In the following chapters we are going to explore higher-level concepts of game programming. These will be patterns and solutions applied to common problems found in games.
Most of the ideas we will explore are common in game programming and you can find more about them in standard literature. The solutions, however, will sometimes be different. Also, some situations will be very specific to functional languages and to Haskell, and we will visit additional constrations due to purity and how to circumvent them.
Most games need to address many of the following concerns:
- Asset management (locating assets, loading them, using them, freeing them, recovering from errors loading assets, showing info about loading progress).
- Physics and collisions (simulating a realistic world)
- Error handling (reporting useful information while keeping the game running).
- Cameras (projections, interaction).
- Asynchronicity (communciation of different threads running different subcomponents).
- Audio (background music, sound effects, audio synchronisation).
- Menus (configuring preferences, jumping to specific parts of the game, resuming the game).
- Preferences.
- Animations.
- Backgrounds and scrolling effects.
- Z-axis (in 2.5, parallax or 3D).
- Reconfigurable input devices.
- Saving or interrupting the game.
- Time transformations and alterations: pausing
- Testing.
- On-screen HUDS.
- Network communication.
- AI.
During gameplay, your game transitions over several states. At the beginning, it will probably show a loading splash screen to let users know there should be a delay while assets are being loaded. Then it might show a menu and let users select and configure devices, quality and game settings select a level and start playing.
During gameplay, your game can be loading a level, playing, paused, showing won/game over screens, showing a menu (save, quit, etc.) or depending on the kind of game, waiting for you or other players, to make a move. It is easy to see then that your game is, in some respect, a state machine.
Simple state machines can be described by a diagram of states (circles) with directed links between them (arrows).
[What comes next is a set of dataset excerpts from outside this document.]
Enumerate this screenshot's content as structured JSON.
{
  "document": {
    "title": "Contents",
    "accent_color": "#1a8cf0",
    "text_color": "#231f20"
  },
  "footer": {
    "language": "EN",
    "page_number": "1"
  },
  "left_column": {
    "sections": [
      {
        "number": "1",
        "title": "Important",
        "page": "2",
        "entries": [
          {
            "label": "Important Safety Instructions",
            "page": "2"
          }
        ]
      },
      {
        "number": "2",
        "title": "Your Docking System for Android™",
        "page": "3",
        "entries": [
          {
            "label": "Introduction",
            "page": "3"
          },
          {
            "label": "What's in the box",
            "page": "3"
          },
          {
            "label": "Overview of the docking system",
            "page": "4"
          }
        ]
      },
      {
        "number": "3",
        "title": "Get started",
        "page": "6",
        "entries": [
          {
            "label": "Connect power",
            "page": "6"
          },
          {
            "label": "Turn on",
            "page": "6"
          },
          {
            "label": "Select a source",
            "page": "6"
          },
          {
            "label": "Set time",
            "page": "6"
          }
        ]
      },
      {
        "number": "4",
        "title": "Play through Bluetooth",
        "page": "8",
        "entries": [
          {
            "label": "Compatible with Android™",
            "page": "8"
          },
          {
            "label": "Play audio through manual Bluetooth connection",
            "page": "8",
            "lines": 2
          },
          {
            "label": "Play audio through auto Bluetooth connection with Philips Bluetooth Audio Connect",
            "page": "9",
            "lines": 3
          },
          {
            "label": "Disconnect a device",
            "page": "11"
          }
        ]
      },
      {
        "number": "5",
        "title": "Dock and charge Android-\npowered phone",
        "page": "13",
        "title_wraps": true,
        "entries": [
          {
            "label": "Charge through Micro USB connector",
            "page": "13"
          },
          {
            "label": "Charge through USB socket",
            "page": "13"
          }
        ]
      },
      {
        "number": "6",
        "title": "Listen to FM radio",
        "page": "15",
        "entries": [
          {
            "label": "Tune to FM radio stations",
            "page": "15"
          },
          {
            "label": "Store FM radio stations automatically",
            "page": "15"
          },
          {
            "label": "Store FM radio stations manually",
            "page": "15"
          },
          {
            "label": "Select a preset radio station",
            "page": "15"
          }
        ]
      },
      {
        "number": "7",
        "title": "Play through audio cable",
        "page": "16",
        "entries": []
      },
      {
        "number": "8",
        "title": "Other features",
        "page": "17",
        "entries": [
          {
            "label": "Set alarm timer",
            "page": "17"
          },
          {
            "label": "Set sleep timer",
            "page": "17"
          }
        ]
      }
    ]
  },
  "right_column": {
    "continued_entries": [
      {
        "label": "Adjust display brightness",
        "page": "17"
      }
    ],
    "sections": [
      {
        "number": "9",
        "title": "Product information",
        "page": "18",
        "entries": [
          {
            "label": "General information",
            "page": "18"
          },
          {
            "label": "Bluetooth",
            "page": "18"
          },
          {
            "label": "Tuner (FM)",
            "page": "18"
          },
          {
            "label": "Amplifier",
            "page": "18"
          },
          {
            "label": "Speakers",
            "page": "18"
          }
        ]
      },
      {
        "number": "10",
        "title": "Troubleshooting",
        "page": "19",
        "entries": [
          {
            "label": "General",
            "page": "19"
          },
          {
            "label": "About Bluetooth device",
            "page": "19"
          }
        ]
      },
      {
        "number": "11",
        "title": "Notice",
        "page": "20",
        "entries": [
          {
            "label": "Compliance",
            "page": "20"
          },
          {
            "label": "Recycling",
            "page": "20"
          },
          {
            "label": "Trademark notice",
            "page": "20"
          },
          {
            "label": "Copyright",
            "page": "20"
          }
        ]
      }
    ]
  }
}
Arrows can be labeled with inputs, or the events that would make the machine transition from one state to the next. An arrow from a state x to a state y labeled '0' could be interpreted as "if the user enters '0' while in state 'x', the game can/will transition to state 'y'". The initial state can be marked with an arrow pointing towards it, and final states are often circled twice.
⭐ Representation
There are other ways of representing state machines. The machine's output can also be included in the diagram. See REFERENCES for alternative representations and a description of other areas that use this abstraction.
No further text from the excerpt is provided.